Weg anlang des Ufers
Bild: SenUVK / Lothar Knorr

Nach den folgenden Kriterien werden Projekte in Berlin zur Beratung im Gestaltungsbeirat Öffentliche Räume ausgewählt:

  • Landschaftsplanerische Projekte von gesamtstädtischer und außerordentlicher Bedeutung
  • Verkehrsräume von gesamtstädtischer und außerordentlicher Bedeutung
  • Freiräume, die von kultureller und stadtstruktureller Bedeutung sind
  • Projekte, die in besonderer Form die Historie der Stadt und den Denkmalschutz berühren
  • Projekte, die bedeutend für die stadtstrukturelle Entwicklung sind und strategische Bedeutung haben.
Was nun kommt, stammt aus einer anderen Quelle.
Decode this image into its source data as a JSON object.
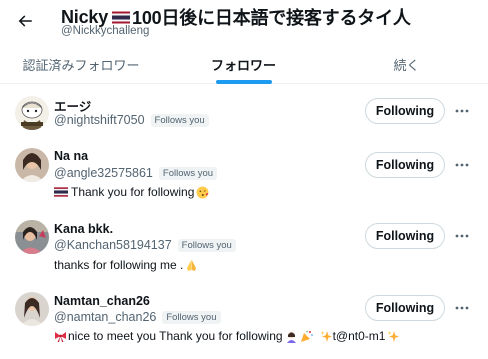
{
  "header": {
    "title": "Nicky 🇹🇭100日後に日本語で接客するタイ人",
    "title_name": "Nicky",
    "title_rest": "100日後に日本語で接客するタイ人",
    "handle": "@Nickkychalleng"
  },
  "tabs": [
    {
      "label": "認証済みフォロワー",
      "active": false
    },
    {
      "label": "フォロワー",
      "active": true
    },
    {
      "label": "続く",
      "active": false
    }
  ],
  "users": [
    {
      "name": "エージ",
      "handle": "@nightshift7050",
      "badge": "Follows you",
      "bio": "",
      "button": "Following",
      "avatar_icon": "cartoon-avatar"
    },
    {
      "name": "Na na",
      "handle": "@angle32575861",
      "badge": "Follows you",
      "bio": "Thank you for following",
      "bio_prefix_icon": "thai-flag",
      "bio_suffix_icon": "kissing-face-emoji",
      "button": "Following",
      "avatar_icon": "photo-avatar"
    },
    {
      "name": "Kana bkk.",
      "handle": "@Kanchan58194137",
      "badge": "Follows you",
      "bio": "thanks for following me .",
      "bio_suffix_icon": "folded-hands-emoji",
      "button": "Following",
      "avatar_icon": "photo-avatar"
    },
    {
      "name": "Namtan_chan26",
      "handle": "@namtan_chan26",
      "badge": "Follows you",
      "bio": "🎀 nice to meet you Thank you for following🙇🏻‍♀️🎉 ✨ t@nt0-m1✨",
      "bio_text": " nice to meet you Thank you for following",
      "bio_tail": " t@nt0-m1",
      "button": "Following",
      "avatar_icon": "photo-avatar"
    }
  ],
  "colors": {
    "text": "#0f1419",
    "secondary": "#536471",
    "accent": "#1d9bf0",
    "border": "#cfd9de",
    "badge_bg": "#eff3f4"
  }
}
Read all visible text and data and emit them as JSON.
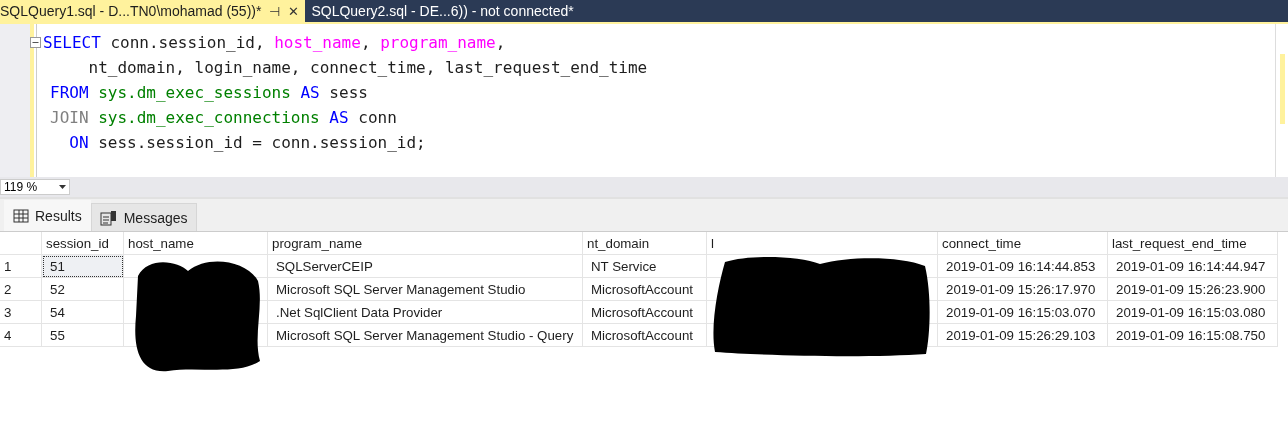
{
  "tabs": [
    {
      "label": "SQLQuery1.sql - D...TN0\\mohamad (55))*",
      "selected": true,
      "pin": "⊣",
      "close": "✕"
    },
    {
      "label": "SQLQuery2.sql - DE...6)) - not connected*",
      "selected": false
    }
  ],
  "editor": {
    "lines": [
      {
        "fold": true,
        "tokens": [
          {
            "kind": "keyword",
            "text": "SELECT"
          },
          {
            "kind": "plain",
            "text": " conn.session_id, "
          },
          {
            "kind": "function",
            "text": "host_name"
          },
          {
            "kind": "plain",
            "text": ", "
          },
          {
            "kind": "function",
            "text": "program_name"
          },
          {
            "kind": "plain",
            "text": ","
          }
        ]
      },
      {
        "fold": false,
        "tokens": [
          {
            "kind": "plain",
            "text": "    nt_domain, login_name, connect_time, last_request_end_time"
          }
        ]
      },
      {
        "fold": false,
        "tokens": [
          {
            "kind": "keyword",
            "text": "FROM"
          },
          {
            "kind": "system",
            "text": " sys.dm_exec_sessions"
          },
          {
            "kind": "keyword",
            "text": " AS"
          },
          {
            "kind": "plain",
            "text": " sess"
          }
        ]
      },
      {
        "fold": false,
        "tokens": [
          {
            "kind": "operator",
            "text": "JOIN"
          },
          {
            "kind": "system",
            "text": " sys.dm_exec_connections"
          },
          {
            "kind": "keyword",
            "text": " AS"
          },
          {
            "kind": "plain",
            "text": " conn"
          }
        ]
      },
      {
        "fold": false,
        "tokens": [
          {
            "kind": "keyword",
            "text": "  ON"
          },
          {
            "kind": "plain",
            "text": " sess.session_id = conn.session_id;"
          }
        ]
      }
    ],
    "zoom": "119 %"
  },
  "result_tabs": [
    {
      "label": "Results",
      "selected": true
    },
    {
      "label": "Messages",
      "selected": false
    }
  ],
  "table": {
    "columns": [
      "session_id",
      "host_name",
      "program_name",
      "nt_domain",
      "l",
      "connect_time",
      "last_request_end_time"
    ],
    "rows": [
      {
        "number": "1",
        "selected": true,
        "cells": [
          "51",
          null,
          "SQLServerCEIP",
          "NT Service",
          null,
          "2019-01-09 16:14:44.853",
          "2019-01-09 16:14:44.947"
        ]
      },
      {
        "number": "2",
        "selected": false,
        "cells": [
          "52",
          null,
          "Microsoft SQL Server Management Studio",
          "MicrosoftAccount",
          null,
          "2019-01-09 15:26:17.970",
          "2019-01-09 15:26:23.900"
        ]
      },
      {
        "number": "3",
        "selected": false,
        "cells": [
          "54",
          null,
          ".Net SqlClient Data Provider",
          "MicrosoftAccount",
          null,
          "2019-01-09 16:15:03.070",
          "2019-01-09 16:15:03.080"
        ]
      },
      {
        "number": "4",
        "selected": false,
        "cells": [
          "55",
          null,
          "Microsoft SQL Server Management Studio - Query",
          "MicrosoftAccount",
          null,
          "2019-01-09 15:26:29.103",
          "2019-01-09 16:15:08.750"
        ]
      }
    ]
  }
}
Insbesondere Projekte, die besonders prägend für den öffentlichen Raum sind
  • Projekte aus den Bezirksämtern, die eines qualifizierten Verfahrens bedürfen und wo der Gestaltungsbeirat im Sinne einer fachlichen Beratung tätig wird

Projekte, die auf der Grundlage eines nach allgemein anerkannten Regeln durchgeführten Konkurrenzverfahrens entwickelt werden oder wurden, werden nicht im Gestaltungsbeirat Öffentliche Räume besprochen. Ausgenommen sind solche Fälle, bei denen es Anzeichen dafür gibt, dass aus aktuellem Anlass eine Differenzierung oder Weiterbearbeitung des Wettbewerbsergebnisses erforderlich ist und eine Neubeurteilung erfolgen muss.

Vorschläge für Projekte kommen aus den Bezirken und/oder den Senatsverwaltungen.

Vor den Sitzungen entscheiden die Staatssekretär*innen gemeinsam mit den Vertreter*innen der betroffenen Verwaltungen (Bezirk/Senat) über die Auswahl der Projekte.

Zu denkmalrelevanten Maßnahmen wird die für Denkmalschutz zuständige Senatsverwaltung in die Arbeit des Gestaltungsbeirats einbezogen.